I loosened her braids, combed out her wilful mass of hair and set it in order again, as if I were her mother. It was the sweetest thing. I was glad she was turned away, so she couldn’t see the tears in my eyes.

“There. That’ll do for a while.”

She faced me again, another painful, laborious shift. “Th… an’… you.”

I had run out of excuses to touch her. “Shall I come again?”

She struggled fiercely. “Yes… I like… that.”

iv

The fourth session was a practical. We had been warned on our room screens, but it came as a shock. The dayroom chairs and the booth where Big Nurse sat had gone: as soon as the fourteen of us had arrived, the doors closed and we were plunged into a simulation. A grassy plain, scattered trees, and a herd of large animals coming over the horizon… Disoriented, bewildered, we cooperated like castaways. The consensus decision was that we should treat these furred, pawed, sabre-toothed bison-things as potential transport. We tried to catch a young one, so we could tame it. My God, it was a disaster, but it was fun. I had to set a broken bone. Koffi, tough guy, got through it without any pain relief; we discussed bottom-up pharmacology and bull-riding.

Sista and Angie (who had announced that she no longer wanted to be called Servalan) started bunking together, and no retribution descended. Gee hustled me for a simulated childbirth drama: thankfully I had no control over what the system chose to throw at us. I found out I’d been wrong about Bimbam the addict.

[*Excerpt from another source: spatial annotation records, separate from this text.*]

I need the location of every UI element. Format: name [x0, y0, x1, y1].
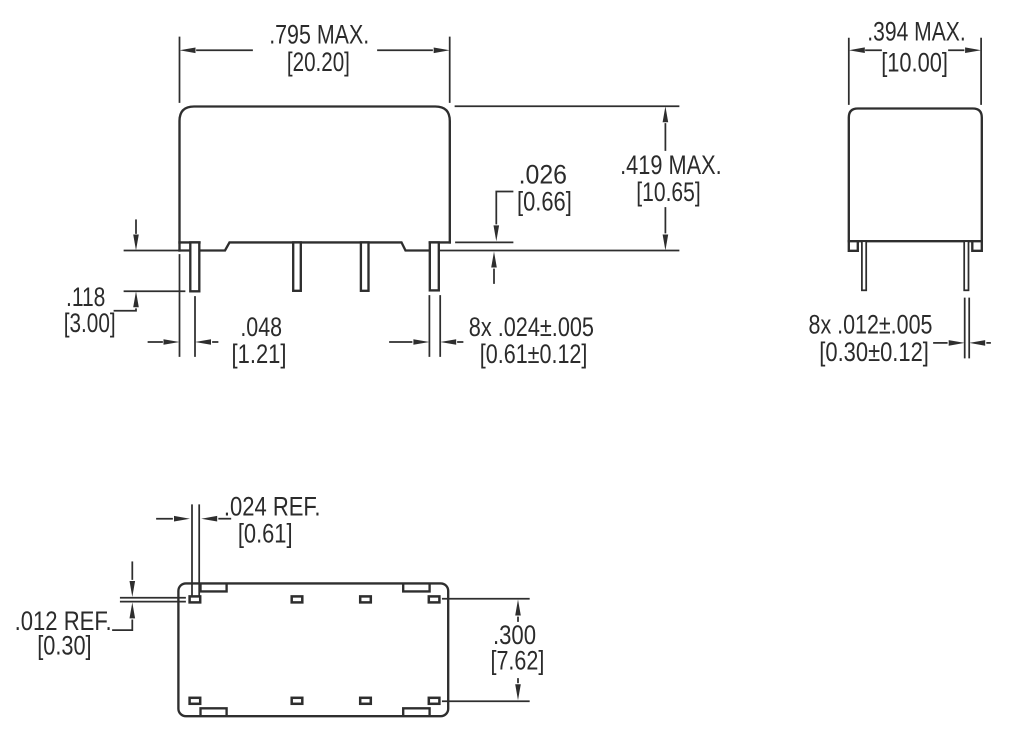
up arrow and leader of .118 dimension: [115, 309, 137, 311]
dimension line .419 vertical upper segment with up arrow: [664, 124, 666, 150]
svg-text:.419 MAX.: .419 MAX.: [620, 150, 722, 180]
pin 4 (front view): [430, 242, 439, 290]
relay body outline (front view, top-left): [180, 107, 450, 251]
right arrow of .048 dimension: [213, 341, 218, 343]
extension line top reference of .419 dimension: [456, 105, 679, 107]
svg-text:8x .024±.005: 8x .024±.005: [469, 312, 594, 342]
relay body outline (bottom view): [178, 583, 448, 716]
right pin (side view): [964, 241, 968, 290]
pin 3 (front view): [361, 242, 369, 290]
svg-text:.048: .048: [240, 312, 282, 342]
svg-text:[0.61]: [0.61]: [238, 519, 293, 549]
extension line left of dimension .795: [179, 38, 181, 103]
svg-text:8x .012±.005: 8x .012±.005: [809, 310, 933, 340]
extension line right of 8x .024 dimension: [439, 296, 441, 356]
notch top-left (bottom view): [201, 585, 227, 592]
up arrow and leader of .012 REF dimension: [113, 620, 132, 630]
pad pin 7 (bottom view): [360, 698, 371, 704]
body bottom profile with standoff steps (front view): [180, 242, 431, 250]
extension line standoff reference y=242.4 of .026 dimension: [456, 241, 513, 243]
down arrow of .118 dimension: [135, 220, 137, 233]
left foot (side view): [849, 241, 858, 251]
extension line left of 8x .012 dimension: [964, 299, 966, 358]
pin pocket line right (front view): [430, 241, 450, 243]
svg-text:.795 MAX.: .795 MAX.: [269, 20, 369, 50]
svg-text:[1.21]: [1.21]: [232, 339, 287, 369]
extension line top of .300 dimension: [443, 598, 529, 600]
extension line left of dimension .394: [848, 39, 850, 104]
svg-text:[0.61±0.12]: [0.61±0.12]: [480, 339, 588, 369]
left arrow of .048 dimension: [149, 341, 163, 343]
pin 1 projection lines (bottom view): [192, 505, 199, 596]
relay body outline (side view, top-right): [849, 109, 982, 242]
extension line right of dimension .394: [980, 39, 982, 104]
up arrow of .300 dimension: [517, 618, 519, 622]
pad pin 3 (bottom view): [360, 596, 371, 602]
svg-text:[0.30]: [0.30]: [37, 631, 91, 661]
dimension line .795 right segment with arrow: [378, 49, 432, 51]
right arrow of 8x .024 dimension: [458, 341, 463, 343]
pin 1 side flat projection lines (bottom view left): [121, 598, 185, 602]
pad pin 8 (bottom view): [429, 698, 440, 704]
pin pocket line left (front view): [180, 241, 200, 243]
svg-text:[7.62]: [7.62]: [491, 646, 545, 676]
svg-text:[10.00]: [10.00]: [881, 48, 948, 78]
left arrow of 8x .024 dimension: [390, 341, 412, 343]
dimension line .394 left segment with arrow: [866, 49, 881, 51]
notch top-right (bottom view): [403, 585, 429, 592]
notch bottom-left (bottom view): [201, 708, 227, 715]
extension line right of dimension .795: [449, 38, 451, 103]
pad pin 6 (bottom view): [292, 698, 303, 704]
leader of .026 dimension with down arrow: [496, 192, 512, 224]
svg-text:[0.66]: [0.66]: [517, 187, 572, 217]
dimension line .795 left segment with arrow: [197, 49, 252, 51]
svg-text:[10.65]: [10.65]: [636, 177, 700, 207]
extension line right of 8x .012 dimension: [968, 299, 970, 358]
pad pin 1 (bottom view): [190, 596, 201, 602]
svg-text:.026: .026: [519, 160, 567, 190]
extension line pin centre of .048 dimension: [194, 297, 196, 356]
extension line bottom of .300 dimension: [443, 700, 529, 702]
svg-text:[20.20]: [20.20]: [287, 47, 350, 77]
extension line pin tip reference of .118 dimension: [125, 290, 185, 292]
pad pin 4 (bottom view): [429, 596, 440, 602]
pad pin 2 (bottom view): [292, 596, 303, 602]
up arrow of .026 dimension: [493, 270, 495, 284]
left arrow of .024 REF dimension: [157, 518, 172, 520]
svg-text:.024 REF.: .024 REF.: [224, 492, 321, 522]
right foot (side view): [972, 241, 982, 251]
extension line left of 8x .024 dimension: [428, 296, 430, 356]
left pin (side view): [862, 241, 866, 290]
left arrow of 8x .012 dimension: [934, 342, 947, 344]
svg-text:.394 MAX.: .394 MAX.: [867, 17, 965, 47]
dimension line .394 right segment with arrow: [949, 49, 964, 51]
pad pin 5 (bottom view): [190, 698, 201, 704]
extension line body edge of .048 dimension: [179, 255, 181, 356]
extension line upper reference of .118 dimension: [125, 250, 180, 252]
pin 1 (front view): [190, 242, 199, 291]
notch bottom-right (bottom view): [403, 708, 429, 715]
extension line, lip bottom reference y=250.5: [440, 250, 679, 252]
pin 2 (front view): [293, 242, 301, 290]
svg-text:[0.30±0.12]: [0.30±0.12]: [819, 337, 929, 367]
down arrow of .012 REF dimension: [131, 562, 133, 579]
svg-text:[3.00]: [3.00]: [64, 308, 116, 338]
right arrow of .024 REF dimension: [219, 518, 230, 520]
dimension line .419 vertical lower segment with down arrow: [664, 208, 666, 233]
right arrow of 8x .012 dimension: [987, 342, 990, 344]
down arrow of .300 dimension: [517, 679, 519, 682]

She was not addicted to any recreational drug. She was a former school teacher, amateur mule. Her problem was a little girl of seven, and a little boy of five, from whom she’d been separated for two years. In prison on earth she’d had visiting rights, on screen. Now she would never see them again. She crawled back towards life, carrying the wounds that would never heal. Drummer, too, crawled back to life. He asked us to call him Achmed, his real name. But he would never be easy company: a man who believed himself damned to all eternity, separated from GOD.

Once, I walked along the curving corridor and saw someone oddly familiar, oddly far in the distance, coming to meet me: a trick of perspective. I was mystified by a huge feeling of foreboding, then saw that it was myself. I was walking towards myself. I turned and ran; another figure ran ahead of me, always at vanishing point. I reached my own cabin, my nameplate. I clutched at the glassy surface of the door, sweating.